In de eerste plaats wordt het product staatslening aangepast aan de nieuwe context van de EMU. Dit betekent vergroting van de liquiditeit en de markttransparantie, alsmede standaardisatie.
Liquiditeit betekent dat de omvang van de leningen geleidelijk groter zal worden. Thans bedraagt deze f 15 mrd of groter. In de eurokapitaalmarkt moet rekening worden gehouden met een omvang van circa 10 mrd euro. Markttransparantie betekent dat de belegger moet kunnen beschikken over een ruim van te voren gepubliceerde emmissiekalender van Nederlandse staatsleningen. Standaardisatie betekent onder meer dat het voor de belegger duidelijk is welke producten in de belangrijkste looptijdsegmenten zullen worden geëmitteerd.
In de tweede plaats zal de distributiemethode moeten worden aangepast. Dit betekent invoering van een systeem van «primary dealers», zoals de meeste landen in Europa dat reeds in een of andere vorm kennen. De belangrijkste bancaire intermediairs zullen worden uitgenodigd om zich te committeren aan afspraken met de Nederlandse Staat over participatie in de primaire uitgifte van staatsobligaties en het onderhouden van de secundaire markt in deze produkten. Een systeem van primary dealers is bij uitstek geschikt om snel een goede geografische distributie te verkrijgen tegen de laagst mogelijke kosten.

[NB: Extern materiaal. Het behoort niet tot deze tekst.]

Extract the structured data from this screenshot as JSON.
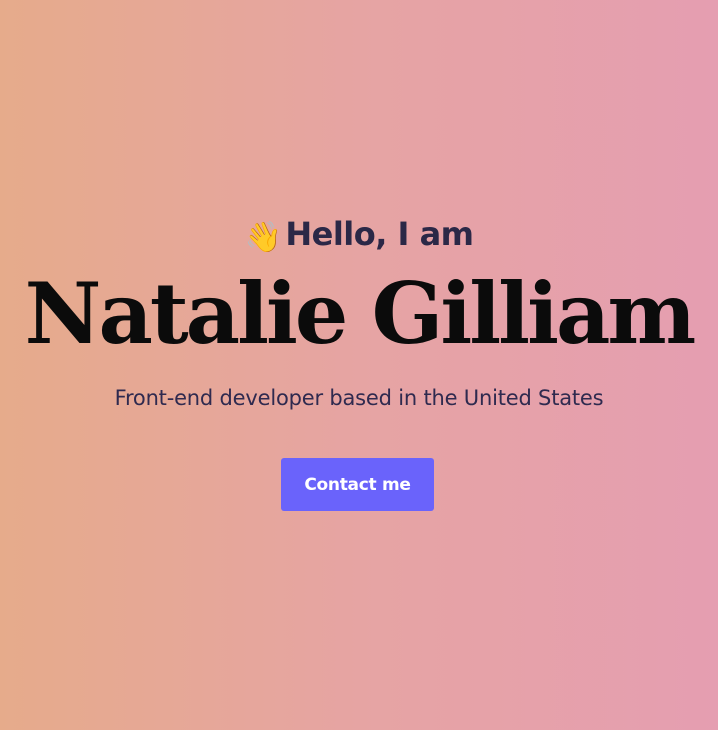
{
  "hero": {
    "greeting_emoji": "👋",
    "greeting_text": "Hello, I am",
    "name": "Natalie Gilliam",
    "subtitle": "Front-end developer based in the United States",
    "contact_label": "Contact me"
  },
  "colors": {
    "background_left": "#e6ab8b",
    "background_right": "#e59eb1",
    "greeting_text": "#2b2847",
    "name_text": "#0b0b0b",
    "subtitle_text": "#2f2a4f",
    "button_background": "#6a63fb",
    "button_text": "#ffffff"
  },
  "icons": {
    "greeting_icon": "waving-hand-icon"
  }
}
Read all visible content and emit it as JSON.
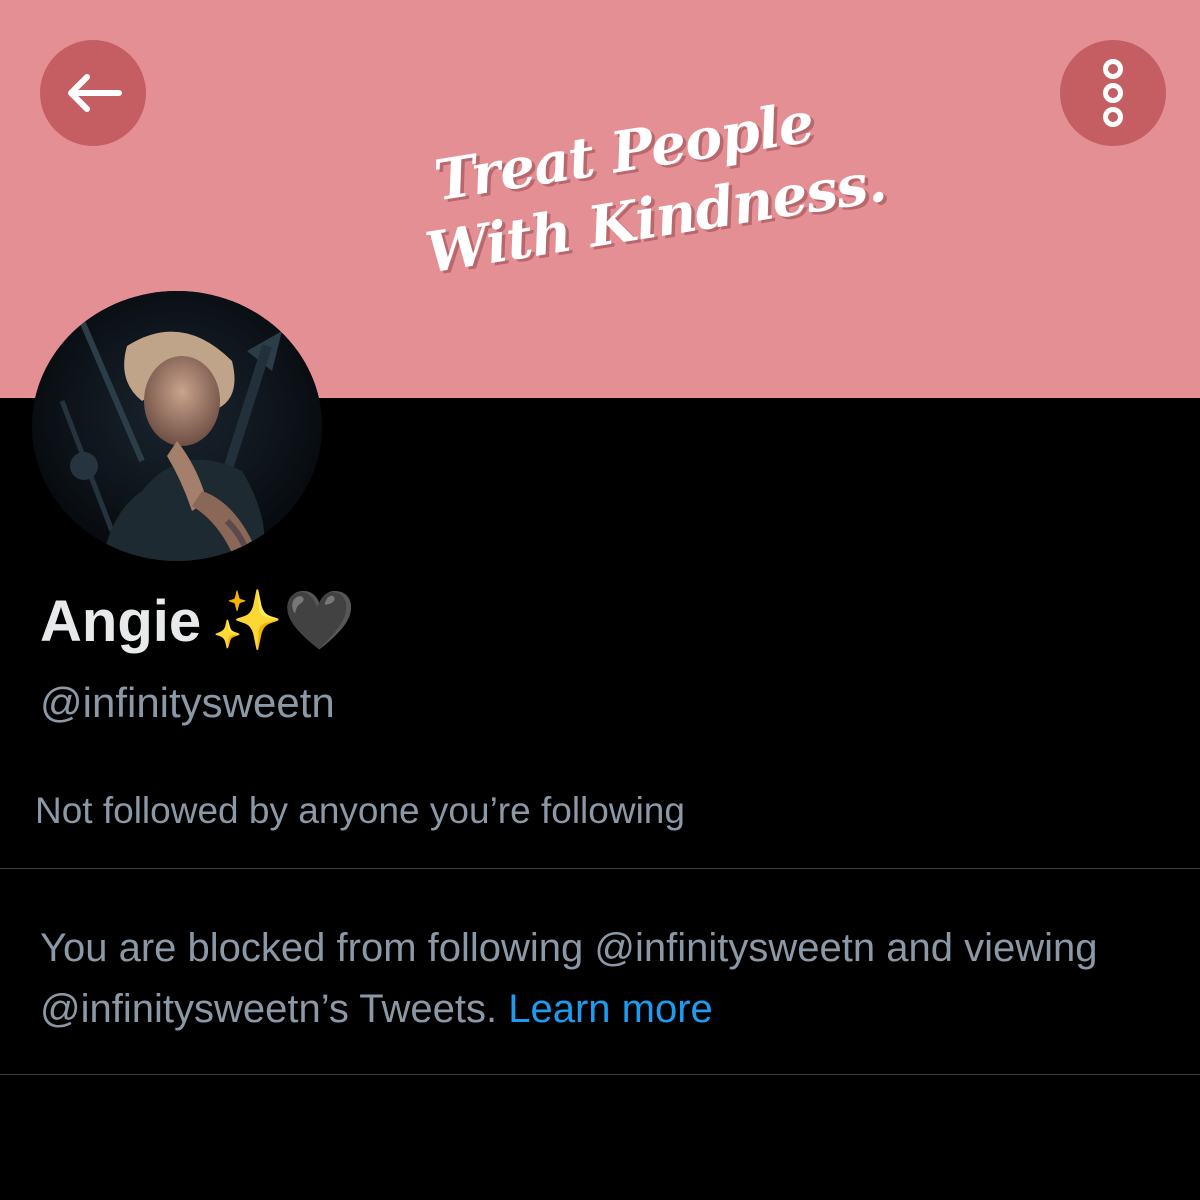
{
  "header": {
    "back_icon": "arrow-left-icon",
    "more_icon": "more-vertical-icon",
    "button_color": "#c45e63"
  },
  "banner": {
    "background_color": "#e48f93",
    "logo_line1": "Treat People",
    "logo_line2": "With Kindness."
  },
  "profile": {
    "display_name": "Angie",
    "name_emoji": "✨🖤",
    "handle": "@infinitysweetn",
    "followed_by_text": "Not followed by anyone you’re following"
  },
  "blocked": {
    "message": "You are blocked from following @infinitysweetn and viewing @infinitysweetn’s Tweets.",
    "learn_more": "Learn more",
    "link_color": "#1d9bf0"
  }
}
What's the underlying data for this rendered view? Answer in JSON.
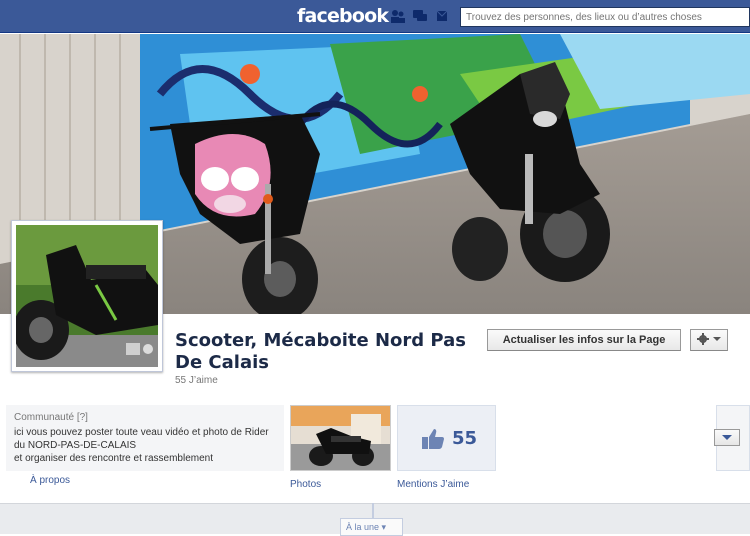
{
  "header": {
    "logo": "facebook",
    "search_placeholder": "Trouvez des personnes, des lieux ou d’autres choses",
    "brand_color": "#3b5998",
    "icons": [
      "friends-icon",
      "messages-icon",
      "notifications-icon"
    ]
  },
  "page": {
    "name": "Scooter, Mécaboite Nord Pas De Calais",
    "likes_line": "55 J’aime",
    "update_button": "Actualiser les infos sur la Page",
    "settings_icon": "gear-icon"
  },
  "about": {
    "category": "Communauté",
    "help_marker": "[?]",
    "line1": "ici vous pouvez poster toute veau vidéo et photo de Rider",
    "line2": "du NORD-PAS-DE-CALAIS",
    "line3": "et organiser des rencontre et rassemblement",
    "link": "À propos"
  },
  "apps": {
    "photos_label": "Photos",
    "likes_count": "55",
    "likes_label": "Mentions J’aime"
  },
  "timeline": {
    "scrubber": "À la une ▾"
  }
}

In de derde en laatste plaats zal meer aandacht besteed moeten worden aan promotie, met als belangrijkste doel het bereiken van beleggers buiten Nederland. Hiervoor zullen presentaties op lokatie in Europa worden georganiseerd, al dan niet in samenwerking met primary dealers, om het product en de kredietwaardigheid van de Nederlandse Staat toe te lichten. Daarnaast zal promotiemateriaal worden ontwikkeld dat speciaal is toegesneden op buitenlandse beleggers, zoals de jaarlijkse publicatie «Dutch Government Securities».
Wetsartikel 1 (uitgaven/verplichtingen)
1. De grondslag van het artikel en het te voeren beleid
Het financieringsbeleid van de Staat is erop gericht om de jaarlijkse financieringsbehoefte binnen het begrotingsjaar in beginsel op de kapitaalmarkt te dekken. Artikel 3 van het onderhavige wetsvoorstel machtigt de Minister van Financiën tot het aangaan van geldleningen ten laste van de Staat der Nederlanden. Rentepercentage en datum van rentebetaling worden wat betreft openbare leningen vastgelegd in een Ministerieel besluit en voor onderhandse leningen in de afzonderlijke overeenkomsten.
Naast de rente op staatsschuld worden op dit artikel de rentevergoedingen op langdurig in de schatkist aangehouden middelen verantwoord, waaronder het AOW-spaarfonds, de Wachtgeldfondsen in het kader van geïntegreerd middelenbeheer en middelen in het kader van de Spaarfaciliteit. Voorts worden middelen toegevoegd aan het Fonds Economische Structuurversterking.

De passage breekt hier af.